Özcan C., Şen B. , Nar F.

IRSC’16 International Remote Sensing Conference, Ar Riyad, Saudi Arabia, 17 - 20 January 2016

  • Publication Type: Conference Paper / Summary Text
  • City: Ar Riyad
  • Country: Saudi Arabia


SAR remote sensing systems provide high-resolution images of the earth's surface as seen from airborne or satellite platforms. SAR imaging has a growing interest in remote sensing applications in many fields with the ability to generate high-resolution radar image regardless of weather conditions and sunlight illumination. However, due to coherent processing of received signals, SAR images are degraded by speckle, which is a specific kind of multiplicative noise. Speckle noise is a signal dependent in nature and causes difficulties for various image interpretation tasks such as target detection, change detection, segmentation, edge detection, and classification. Speckle noise in SAR should be reduced while preserving important details such as edges, textures, and point scatterers in order to find the discriminative features needed especially in remote sensing applications. Despeckling is generally used as a first step in SAR image analysis and many different algorithms are proposed for that purpose. However, in the literature, generally there is a tradeoff between computational load and speckle reduction quality for the proposed methods.
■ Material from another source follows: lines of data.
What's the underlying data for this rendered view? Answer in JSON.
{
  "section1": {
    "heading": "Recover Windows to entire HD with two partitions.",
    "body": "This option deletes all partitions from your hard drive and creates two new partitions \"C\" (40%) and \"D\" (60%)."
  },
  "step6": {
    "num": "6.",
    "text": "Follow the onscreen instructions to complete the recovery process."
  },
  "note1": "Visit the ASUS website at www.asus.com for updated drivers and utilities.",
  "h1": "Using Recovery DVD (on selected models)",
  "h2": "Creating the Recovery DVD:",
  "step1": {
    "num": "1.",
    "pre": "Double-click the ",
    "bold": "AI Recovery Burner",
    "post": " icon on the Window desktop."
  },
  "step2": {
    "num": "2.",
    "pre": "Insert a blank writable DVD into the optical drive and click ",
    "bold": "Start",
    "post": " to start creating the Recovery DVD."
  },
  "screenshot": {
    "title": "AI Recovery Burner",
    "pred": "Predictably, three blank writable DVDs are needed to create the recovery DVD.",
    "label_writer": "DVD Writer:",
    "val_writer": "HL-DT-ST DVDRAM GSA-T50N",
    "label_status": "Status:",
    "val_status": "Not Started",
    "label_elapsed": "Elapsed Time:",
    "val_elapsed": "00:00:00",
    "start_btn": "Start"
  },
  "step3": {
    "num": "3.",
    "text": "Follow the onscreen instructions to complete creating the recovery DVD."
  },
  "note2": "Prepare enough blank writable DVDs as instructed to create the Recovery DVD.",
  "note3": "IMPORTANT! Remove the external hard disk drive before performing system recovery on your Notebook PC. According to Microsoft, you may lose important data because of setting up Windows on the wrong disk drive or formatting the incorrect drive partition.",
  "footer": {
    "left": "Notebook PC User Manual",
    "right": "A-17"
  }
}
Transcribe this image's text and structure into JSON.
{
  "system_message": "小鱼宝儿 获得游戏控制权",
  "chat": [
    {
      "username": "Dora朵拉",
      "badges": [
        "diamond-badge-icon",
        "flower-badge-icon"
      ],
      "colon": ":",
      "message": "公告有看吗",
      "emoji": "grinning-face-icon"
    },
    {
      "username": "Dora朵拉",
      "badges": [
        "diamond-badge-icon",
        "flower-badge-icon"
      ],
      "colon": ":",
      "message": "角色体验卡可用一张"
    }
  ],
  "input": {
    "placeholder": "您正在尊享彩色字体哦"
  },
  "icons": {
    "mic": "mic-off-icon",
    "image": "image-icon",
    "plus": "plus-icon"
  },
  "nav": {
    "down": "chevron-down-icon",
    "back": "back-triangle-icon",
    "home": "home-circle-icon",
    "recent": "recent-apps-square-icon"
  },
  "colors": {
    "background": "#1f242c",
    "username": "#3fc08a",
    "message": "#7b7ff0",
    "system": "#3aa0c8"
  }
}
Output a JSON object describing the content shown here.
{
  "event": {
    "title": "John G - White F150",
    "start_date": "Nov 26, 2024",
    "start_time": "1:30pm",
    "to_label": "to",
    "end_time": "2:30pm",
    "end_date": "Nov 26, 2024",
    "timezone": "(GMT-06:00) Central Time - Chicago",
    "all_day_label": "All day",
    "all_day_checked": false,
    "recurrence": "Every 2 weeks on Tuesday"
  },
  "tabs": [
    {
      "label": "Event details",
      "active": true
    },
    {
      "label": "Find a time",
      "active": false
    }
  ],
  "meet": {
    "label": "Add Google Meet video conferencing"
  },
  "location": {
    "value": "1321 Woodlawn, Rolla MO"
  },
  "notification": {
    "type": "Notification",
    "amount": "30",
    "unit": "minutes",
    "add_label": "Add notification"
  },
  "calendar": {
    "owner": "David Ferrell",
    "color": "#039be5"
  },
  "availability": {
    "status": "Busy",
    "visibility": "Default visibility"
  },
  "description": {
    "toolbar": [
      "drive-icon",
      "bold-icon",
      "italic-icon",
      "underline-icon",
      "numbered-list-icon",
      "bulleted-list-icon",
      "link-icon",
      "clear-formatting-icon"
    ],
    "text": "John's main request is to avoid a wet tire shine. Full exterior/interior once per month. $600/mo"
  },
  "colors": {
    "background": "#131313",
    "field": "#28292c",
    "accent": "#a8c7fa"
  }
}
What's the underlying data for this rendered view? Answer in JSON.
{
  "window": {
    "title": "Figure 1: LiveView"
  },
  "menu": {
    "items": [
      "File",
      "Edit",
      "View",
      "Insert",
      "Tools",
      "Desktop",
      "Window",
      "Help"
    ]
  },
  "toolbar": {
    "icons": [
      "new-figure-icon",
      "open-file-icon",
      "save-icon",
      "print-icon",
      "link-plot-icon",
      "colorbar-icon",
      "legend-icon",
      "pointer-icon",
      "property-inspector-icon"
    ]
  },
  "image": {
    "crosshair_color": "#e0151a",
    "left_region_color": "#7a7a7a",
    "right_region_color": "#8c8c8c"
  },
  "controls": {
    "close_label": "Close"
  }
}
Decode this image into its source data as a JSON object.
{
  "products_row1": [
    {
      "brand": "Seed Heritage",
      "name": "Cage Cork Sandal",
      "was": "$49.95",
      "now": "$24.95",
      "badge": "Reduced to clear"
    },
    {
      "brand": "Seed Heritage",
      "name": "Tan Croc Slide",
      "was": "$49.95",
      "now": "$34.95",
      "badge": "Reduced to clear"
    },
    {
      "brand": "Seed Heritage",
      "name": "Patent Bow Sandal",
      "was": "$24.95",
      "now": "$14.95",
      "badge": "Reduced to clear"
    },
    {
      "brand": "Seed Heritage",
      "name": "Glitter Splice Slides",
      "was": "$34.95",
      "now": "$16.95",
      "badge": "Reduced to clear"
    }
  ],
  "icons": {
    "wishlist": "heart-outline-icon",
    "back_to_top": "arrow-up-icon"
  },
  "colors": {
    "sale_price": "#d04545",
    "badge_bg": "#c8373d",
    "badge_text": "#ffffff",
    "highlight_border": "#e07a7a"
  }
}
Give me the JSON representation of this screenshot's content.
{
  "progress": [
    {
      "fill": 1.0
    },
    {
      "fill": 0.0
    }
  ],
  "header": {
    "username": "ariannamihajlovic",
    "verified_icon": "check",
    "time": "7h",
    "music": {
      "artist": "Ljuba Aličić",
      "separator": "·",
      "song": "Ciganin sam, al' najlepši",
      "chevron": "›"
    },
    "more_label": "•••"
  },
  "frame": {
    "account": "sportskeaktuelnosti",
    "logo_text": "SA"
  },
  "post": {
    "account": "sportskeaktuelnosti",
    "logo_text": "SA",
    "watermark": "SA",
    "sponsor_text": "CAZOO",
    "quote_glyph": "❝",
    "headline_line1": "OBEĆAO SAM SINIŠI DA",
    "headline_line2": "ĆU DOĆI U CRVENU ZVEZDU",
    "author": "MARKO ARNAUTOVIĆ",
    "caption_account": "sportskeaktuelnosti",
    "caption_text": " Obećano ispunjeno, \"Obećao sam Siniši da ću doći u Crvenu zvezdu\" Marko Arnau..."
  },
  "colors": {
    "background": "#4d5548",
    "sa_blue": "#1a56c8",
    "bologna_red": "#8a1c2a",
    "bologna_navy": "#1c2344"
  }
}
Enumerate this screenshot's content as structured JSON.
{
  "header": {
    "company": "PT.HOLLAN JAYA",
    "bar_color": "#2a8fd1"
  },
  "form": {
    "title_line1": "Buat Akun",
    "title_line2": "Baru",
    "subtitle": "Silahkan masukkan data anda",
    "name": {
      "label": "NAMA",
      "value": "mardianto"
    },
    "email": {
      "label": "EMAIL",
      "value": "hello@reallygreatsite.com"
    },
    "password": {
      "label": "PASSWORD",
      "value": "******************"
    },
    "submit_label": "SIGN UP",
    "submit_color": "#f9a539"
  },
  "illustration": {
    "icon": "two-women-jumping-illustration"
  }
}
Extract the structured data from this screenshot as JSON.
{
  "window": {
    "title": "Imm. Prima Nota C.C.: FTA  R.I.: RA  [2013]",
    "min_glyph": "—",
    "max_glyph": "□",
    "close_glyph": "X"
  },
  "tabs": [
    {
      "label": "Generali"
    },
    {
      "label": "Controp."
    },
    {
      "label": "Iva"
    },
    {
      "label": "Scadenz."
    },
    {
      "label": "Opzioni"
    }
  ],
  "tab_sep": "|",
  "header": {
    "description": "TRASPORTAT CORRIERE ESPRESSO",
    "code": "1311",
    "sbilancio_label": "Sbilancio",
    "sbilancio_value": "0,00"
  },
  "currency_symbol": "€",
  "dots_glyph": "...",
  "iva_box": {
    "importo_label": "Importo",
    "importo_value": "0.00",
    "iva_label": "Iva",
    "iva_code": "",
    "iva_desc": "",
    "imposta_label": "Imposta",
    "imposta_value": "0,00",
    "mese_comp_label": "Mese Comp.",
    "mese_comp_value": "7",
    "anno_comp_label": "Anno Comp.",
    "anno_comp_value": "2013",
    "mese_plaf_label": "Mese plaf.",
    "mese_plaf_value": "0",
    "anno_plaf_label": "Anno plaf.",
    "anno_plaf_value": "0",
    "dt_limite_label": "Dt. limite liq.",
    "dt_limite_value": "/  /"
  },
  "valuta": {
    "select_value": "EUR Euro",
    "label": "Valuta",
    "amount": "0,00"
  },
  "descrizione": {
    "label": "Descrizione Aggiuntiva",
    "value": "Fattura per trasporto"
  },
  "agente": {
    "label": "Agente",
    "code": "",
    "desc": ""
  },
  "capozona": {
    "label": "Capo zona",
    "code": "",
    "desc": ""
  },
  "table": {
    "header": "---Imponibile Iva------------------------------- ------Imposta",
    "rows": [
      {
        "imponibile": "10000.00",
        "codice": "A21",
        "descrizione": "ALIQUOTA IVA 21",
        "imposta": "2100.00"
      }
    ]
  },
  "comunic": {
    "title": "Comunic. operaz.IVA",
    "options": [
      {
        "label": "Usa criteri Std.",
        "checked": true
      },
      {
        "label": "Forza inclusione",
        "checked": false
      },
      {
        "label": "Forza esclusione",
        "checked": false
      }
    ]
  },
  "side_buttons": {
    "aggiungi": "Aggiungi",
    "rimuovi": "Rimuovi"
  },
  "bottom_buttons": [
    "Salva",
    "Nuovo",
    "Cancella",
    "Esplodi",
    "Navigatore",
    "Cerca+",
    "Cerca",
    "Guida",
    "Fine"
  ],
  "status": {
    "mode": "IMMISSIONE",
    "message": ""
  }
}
In this paper, we present the implementation details and CPU/GPU parallelization of Sparsity Driven Despeckling (SDD) method which we proposed before for speckle reduction in SAR images. SDD proposes a sparsity driven total variation (TV) approach employing l0-norm, fractional norm, or l1-norm in order to smooth homogeneous regions with minimal degradation in edges and point scatterers. An observation image corrupted by speckle noise is taken into consideration and SAR image despeckling problem is defined as the optimization problem with minimization of the proposed cost function. In order to use convex optimization methods, corresponding cost function is approximated and written in a matrix-vector form. This matrix-vector form enables a special iterative optimization method where a linear system is solved in each step. Linear system which consists of positive definite symmetric matrix is solved efficiently using preconditioned conjugate gradient (PCG) iterative solver. PCG with IC preconditioner is implemented single threaded since construction of IC preconditioner, lower and upper Gaussian eliminations are not efficiently parallelizable. PCG with Jacobi preconditioner is parallelized using OpenMP on CPU and CUDA on GPU since all employed operations are efficiently parallelizable. All step of the preconditioned conjugate gradient algorithm is also parallelized using OpenMP and CUDA. For the implementation of the PCG algorithm, new strategies were developed to minimize the data transfer between CPU and GPU. We used tiling approach for large images since PCG consumes significant amount of memory and does not fit into GPU memory for large images. Therefore, in GPU parallelization streams which have an ability to perform multiple CUDA operations simultaneously are employed. Dynamic parallelism that enables a CUDA kernel to create and synchronize new nested work is designed. We realized our GPU studies with two versions of the developed method with and without dynamic parallelization. We performed our test studies with Nvidia GeForce and Nvidia Tesla GPUs and we also used Nvidia Jetson TK1 development kit for mobile platforms.


In consequence, the results show that our method provides extremely fast (near-real-time) and high-quality SAR despeckling. Despeckling performance, execution time and memory consumption of the proposed method are shown with detailed tables and figures using synthetic images and real-world SAR images. Various SDD implementations for CPU and GPU are tested and information and suggestions are given so that reader can pick the right implementation strategy for a specific need.